Something that has always amused me is how does a computer know what time it is even when it is not connected to an internet. Remember the installation screen from Ubuntu(A Linux distribution) where it picks up the correct time based on your timezone even when you don’t connect it to your internet. Is there a clock inside a computer? Well there sure is, a very small Quartz watch inside which gets powered by the CMOS battery. This clock keeps ticking in absence of any network connection and even when the computer is turned off.
Now consider a scenario of a distributed systems which is responsible for log aggregation and giving you a tooling to debug issues in production.
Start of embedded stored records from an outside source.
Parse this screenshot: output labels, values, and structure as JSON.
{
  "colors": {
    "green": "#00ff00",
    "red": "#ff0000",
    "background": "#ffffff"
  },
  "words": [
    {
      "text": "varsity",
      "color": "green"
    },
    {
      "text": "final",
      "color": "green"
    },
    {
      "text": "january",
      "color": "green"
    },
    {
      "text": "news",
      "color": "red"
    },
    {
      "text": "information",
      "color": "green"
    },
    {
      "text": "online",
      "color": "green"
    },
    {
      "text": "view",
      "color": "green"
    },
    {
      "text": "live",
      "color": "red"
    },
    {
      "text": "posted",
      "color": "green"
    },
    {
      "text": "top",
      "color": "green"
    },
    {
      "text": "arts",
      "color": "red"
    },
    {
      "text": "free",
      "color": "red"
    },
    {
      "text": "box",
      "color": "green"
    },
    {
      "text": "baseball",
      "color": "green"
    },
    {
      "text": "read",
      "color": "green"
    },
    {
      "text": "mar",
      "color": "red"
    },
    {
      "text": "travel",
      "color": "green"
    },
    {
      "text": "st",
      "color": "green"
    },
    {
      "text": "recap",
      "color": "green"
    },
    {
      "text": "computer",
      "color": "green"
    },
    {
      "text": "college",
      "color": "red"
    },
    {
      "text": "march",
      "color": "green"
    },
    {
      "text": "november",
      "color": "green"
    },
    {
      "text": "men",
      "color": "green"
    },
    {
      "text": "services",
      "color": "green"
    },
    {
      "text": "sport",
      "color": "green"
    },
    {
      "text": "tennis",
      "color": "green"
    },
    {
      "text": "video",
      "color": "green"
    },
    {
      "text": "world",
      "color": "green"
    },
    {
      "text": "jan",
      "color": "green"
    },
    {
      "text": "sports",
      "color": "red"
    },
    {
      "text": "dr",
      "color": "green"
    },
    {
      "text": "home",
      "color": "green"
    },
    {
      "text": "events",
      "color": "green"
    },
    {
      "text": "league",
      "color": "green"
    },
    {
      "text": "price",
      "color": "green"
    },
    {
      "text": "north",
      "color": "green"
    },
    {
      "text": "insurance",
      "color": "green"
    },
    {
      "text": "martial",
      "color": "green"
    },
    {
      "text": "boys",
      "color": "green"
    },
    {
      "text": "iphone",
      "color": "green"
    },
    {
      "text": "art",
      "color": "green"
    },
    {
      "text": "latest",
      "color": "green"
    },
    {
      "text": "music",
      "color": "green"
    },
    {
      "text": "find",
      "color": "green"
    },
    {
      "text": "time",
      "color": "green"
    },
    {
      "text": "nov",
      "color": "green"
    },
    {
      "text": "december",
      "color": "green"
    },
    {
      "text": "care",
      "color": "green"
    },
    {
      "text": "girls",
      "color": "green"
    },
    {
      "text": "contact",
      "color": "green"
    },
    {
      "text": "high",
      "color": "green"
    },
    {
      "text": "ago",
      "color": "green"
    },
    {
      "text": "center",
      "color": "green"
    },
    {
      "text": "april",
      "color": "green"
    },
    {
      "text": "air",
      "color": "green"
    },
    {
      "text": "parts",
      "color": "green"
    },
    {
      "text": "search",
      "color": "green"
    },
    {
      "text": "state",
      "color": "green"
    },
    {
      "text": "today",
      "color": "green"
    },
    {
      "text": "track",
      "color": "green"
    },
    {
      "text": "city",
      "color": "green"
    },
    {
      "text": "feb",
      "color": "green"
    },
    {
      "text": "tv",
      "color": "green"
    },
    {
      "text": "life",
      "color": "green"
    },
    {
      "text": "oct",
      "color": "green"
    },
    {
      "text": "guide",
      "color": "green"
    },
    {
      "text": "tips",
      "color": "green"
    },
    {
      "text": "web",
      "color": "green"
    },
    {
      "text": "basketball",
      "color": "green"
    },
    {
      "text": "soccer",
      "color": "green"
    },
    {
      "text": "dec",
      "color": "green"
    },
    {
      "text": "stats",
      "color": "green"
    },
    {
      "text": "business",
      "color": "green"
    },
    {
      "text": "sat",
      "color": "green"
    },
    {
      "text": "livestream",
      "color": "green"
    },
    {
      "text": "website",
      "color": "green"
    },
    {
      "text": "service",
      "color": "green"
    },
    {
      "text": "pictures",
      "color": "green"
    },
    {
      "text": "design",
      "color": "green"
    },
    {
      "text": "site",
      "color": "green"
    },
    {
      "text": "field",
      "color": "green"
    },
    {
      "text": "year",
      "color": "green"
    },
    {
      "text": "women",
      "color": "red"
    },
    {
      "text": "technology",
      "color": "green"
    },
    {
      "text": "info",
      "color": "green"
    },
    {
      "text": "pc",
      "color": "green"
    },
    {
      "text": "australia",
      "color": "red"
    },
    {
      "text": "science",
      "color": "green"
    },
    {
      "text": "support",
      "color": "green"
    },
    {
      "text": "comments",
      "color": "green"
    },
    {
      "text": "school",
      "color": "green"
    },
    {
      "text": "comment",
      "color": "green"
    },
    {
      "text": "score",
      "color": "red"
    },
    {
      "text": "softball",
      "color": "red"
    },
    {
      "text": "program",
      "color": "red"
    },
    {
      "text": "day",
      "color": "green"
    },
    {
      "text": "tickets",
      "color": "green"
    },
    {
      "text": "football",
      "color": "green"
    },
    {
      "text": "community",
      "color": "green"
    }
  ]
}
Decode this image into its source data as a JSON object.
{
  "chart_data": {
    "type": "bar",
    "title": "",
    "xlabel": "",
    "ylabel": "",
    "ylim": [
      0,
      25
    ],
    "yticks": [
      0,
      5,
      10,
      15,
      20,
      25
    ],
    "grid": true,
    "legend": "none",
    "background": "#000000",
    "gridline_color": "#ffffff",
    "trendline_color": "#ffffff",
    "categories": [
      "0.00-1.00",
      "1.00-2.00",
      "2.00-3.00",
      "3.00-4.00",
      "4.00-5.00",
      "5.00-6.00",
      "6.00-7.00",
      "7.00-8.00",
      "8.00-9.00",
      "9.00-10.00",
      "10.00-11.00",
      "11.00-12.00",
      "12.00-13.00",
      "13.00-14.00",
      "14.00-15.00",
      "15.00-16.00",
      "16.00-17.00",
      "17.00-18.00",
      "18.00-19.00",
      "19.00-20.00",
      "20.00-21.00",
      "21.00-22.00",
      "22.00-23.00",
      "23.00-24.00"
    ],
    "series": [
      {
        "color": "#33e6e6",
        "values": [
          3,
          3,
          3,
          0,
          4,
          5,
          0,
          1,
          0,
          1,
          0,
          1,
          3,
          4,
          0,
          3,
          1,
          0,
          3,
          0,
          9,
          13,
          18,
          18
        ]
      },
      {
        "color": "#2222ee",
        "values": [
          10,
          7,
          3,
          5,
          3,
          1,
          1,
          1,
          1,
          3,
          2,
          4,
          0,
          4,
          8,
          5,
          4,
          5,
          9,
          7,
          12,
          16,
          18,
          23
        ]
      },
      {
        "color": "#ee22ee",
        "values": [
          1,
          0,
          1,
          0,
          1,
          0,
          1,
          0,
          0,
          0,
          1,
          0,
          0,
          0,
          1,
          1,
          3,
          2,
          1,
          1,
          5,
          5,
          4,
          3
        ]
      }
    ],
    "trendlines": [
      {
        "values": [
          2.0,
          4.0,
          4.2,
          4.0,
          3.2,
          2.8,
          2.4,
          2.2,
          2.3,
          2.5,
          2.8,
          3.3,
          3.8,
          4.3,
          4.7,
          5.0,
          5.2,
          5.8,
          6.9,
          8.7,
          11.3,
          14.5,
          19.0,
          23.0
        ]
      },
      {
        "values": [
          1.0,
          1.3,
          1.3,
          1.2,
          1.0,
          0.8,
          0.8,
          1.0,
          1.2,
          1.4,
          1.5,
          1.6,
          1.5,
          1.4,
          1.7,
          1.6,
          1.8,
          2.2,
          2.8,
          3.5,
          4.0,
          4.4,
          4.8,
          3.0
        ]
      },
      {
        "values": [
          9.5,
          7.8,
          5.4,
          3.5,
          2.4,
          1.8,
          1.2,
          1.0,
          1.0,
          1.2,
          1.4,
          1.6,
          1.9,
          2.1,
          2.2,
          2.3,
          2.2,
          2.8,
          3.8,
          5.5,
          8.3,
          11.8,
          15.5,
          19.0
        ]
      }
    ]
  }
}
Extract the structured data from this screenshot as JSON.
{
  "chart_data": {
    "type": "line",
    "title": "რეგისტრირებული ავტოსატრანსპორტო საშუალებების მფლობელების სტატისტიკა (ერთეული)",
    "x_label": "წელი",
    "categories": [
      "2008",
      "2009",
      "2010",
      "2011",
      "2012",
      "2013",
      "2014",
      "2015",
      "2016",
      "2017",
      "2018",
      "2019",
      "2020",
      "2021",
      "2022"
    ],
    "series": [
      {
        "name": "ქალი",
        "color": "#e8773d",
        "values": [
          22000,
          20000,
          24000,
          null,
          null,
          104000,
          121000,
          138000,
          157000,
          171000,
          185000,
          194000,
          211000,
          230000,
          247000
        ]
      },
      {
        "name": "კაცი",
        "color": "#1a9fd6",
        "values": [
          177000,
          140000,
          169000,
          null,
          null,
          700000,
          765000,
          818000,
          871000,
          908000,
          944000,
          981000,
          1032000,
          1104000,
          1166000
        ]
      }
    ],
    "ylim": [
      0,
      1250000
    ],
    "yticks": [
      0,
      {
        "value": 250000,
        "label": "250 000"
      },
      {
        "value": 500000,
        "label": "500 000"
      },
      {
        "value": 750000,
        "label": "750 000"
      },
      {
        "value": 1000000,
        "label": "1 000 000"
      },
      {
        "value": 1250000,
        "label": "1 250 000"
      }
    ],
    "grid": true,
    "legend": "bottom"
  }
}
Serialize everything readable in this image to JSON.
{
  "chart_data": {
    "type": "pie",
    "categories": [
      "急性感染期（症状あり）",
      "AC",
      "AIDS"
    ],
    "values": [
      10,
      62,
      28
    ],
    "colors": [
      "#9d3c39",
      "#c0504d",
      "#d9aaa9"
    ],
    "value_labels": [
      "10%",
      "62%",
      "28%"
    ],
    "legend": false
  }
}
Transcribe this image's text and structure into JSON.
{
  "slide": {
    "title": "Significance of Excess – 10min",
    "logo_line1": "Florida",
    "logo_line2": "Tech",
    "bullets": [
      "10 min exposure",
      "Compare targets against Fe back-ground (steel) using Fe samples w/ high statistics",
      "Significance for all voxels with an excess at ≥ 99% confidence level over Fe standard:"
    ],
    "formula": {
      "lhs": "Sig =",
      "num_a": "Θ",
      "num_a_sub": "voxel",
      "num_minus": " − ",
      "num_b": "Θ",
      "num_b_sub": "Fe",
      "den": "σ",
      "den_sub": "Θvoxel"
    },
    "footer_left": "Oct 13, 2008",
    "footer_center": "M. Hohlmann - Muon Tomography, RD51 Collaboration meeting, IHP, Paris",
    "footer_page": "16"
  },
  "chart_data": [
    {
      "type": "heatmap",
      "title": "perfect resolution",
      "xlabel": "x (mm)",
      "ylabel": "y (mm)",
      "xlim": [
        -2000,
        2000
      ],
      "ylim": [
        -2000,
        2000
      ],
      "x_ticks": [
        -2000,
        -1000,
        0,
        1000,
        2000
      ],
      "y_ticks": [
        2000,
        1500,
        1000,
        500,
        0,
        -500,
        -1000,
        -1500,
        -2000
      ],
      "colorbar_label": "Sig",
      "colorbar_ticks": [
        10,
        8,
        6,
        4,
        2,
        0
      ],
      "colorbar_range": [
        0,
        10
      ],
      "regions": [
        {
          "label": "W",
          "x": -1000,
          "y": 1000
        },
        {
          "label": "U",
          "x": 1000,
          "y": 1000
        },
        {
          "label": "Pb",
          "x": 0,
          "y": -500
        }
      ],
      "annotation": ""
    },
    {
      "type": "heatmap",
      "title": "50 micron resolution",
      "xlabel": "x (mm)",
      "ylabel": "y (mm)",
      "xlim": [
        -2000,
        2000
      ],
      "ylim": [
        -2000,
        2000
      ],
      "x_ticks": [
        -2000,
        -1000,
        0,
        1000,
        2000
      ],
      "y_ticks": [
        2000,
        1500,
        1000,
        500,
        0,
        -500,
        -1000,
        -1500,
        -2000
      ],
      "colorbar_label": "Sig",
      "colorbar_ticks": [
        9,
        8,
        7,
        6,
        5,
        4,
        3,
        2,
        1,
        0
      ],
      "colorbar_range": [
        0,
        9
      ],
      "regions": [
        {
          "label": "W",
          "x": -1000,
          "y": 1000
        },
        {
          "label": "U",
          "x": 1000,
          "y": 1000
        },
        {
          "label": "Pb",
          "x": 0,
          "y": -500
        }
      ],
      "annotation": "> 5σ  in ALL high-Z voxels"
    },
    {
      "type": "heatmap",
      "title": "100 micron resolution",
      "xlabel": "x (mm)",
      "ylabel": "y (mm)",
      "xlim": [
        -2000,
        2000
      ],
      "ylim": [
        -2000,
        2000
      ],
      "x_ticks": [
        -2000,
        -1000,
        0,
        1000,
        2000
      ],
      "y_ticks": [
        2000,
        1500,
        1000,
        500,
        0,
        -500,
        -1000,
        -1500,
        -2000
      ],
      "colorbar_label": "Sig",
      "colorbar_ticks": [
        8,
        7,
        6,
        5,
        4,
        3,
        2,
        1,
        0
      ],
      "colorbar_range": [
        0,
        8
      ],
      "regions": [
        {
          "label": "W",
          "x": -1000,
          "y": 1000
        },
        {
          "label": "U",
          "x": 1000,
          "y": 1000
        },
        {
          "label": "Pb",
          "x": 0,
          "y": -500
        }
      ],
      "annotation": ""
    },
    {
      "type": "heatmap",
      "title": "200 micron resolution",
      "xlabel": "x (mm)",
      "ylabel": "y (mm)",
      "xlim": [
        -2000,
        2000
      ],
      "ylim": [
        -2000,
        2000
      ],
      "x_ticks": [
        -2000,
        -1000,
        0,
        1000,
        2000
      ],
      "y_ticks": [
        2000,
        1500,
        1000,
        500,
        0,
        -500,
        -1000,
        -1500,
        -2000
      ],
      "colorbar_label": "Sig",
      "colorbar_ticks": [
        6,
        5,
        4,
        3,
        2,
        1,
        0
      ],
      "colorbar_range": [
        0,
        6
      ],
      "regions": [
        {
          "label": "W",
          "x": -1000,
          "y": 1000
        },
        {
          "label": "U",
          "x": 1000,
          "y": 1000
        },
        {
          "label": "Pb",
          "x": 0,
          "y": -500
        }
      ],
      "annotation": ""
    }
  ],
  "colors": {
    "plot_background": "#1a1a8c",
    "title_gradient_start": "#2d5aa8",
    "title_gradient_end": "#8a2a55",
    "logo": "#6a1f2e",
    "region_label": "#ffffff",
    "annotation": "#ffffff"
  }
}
The bare minimum expectation from such a system is to provide you a timeline of events that occurred for a request so that you can rule out systems that worked as expected and start focussing on the point from where you started seeing the failure.
So now that we know that there is a clock in each of our computing machines, can’t we use the time being displayed by these machines to solve the problem of causality(Which operation occurred first) when we are dealing with multiple such machines in a distributed system. Creating an ordered timeline of events for a request should be as simple as just sorting the list of events by the timestamp assigned to them from their respective machines and we are done. Well not so soon.
The working of the physical clocks in a server can get affected by a number of factors such as location of the server or even the temperature in which servers are kept. This is known as clock skew and this might not be even evident initially but as soon as we start adding more and more servers in our system, chances of having a clock skew will increase. This skew will lead to incorrect ordering of events. So now whenever we compare time on two different server nodes, we might see a difference which might be in granularity milliseconds or even nanoseconds. This difference is known as clock drift and it can end up becoming root cause of corrupting our system from the point of no return.
Nothing f**ks you harder than time – Ser Davos(From Game of thrones)
A demonstration of how clock skew can lead to incorrect ordering of events is described in the below diagram:
Now this is where things tend to go hay-wire. If we can’t answer which event occurred first, we can’t decide who ordered a seat in our booking system or who were the first 10 contestants to finish the contest in our version of Leetcode if all the contestants are talking to different server nodes for submitting their solution.
But couldn’t we have a centralized clock from where we can know the correct time? Well there does exist an exact solution called NTP server. Though even that is not enough to solve our problem. Ehh…because even that doesn’t guarantees accuracy to the granularity of nanoseconds.(NTP time accuracy)
Still we don’t need to lose hope. What is important is to understand that calculating time is a difficult problem in a distributed systems and the side-effects that it can have if we ignore time. There are various solutions present in distributed computing theory which can help us solve the problem described in this post such as Lamport logical clock, vector clock. Spanner which is created by Google also solves the problem of clock skew in a really innovative way. In the next few posts we will look into all the above approaches and see where do they fit in a large-scale system in order to synchronize time.
Till then, happy learning!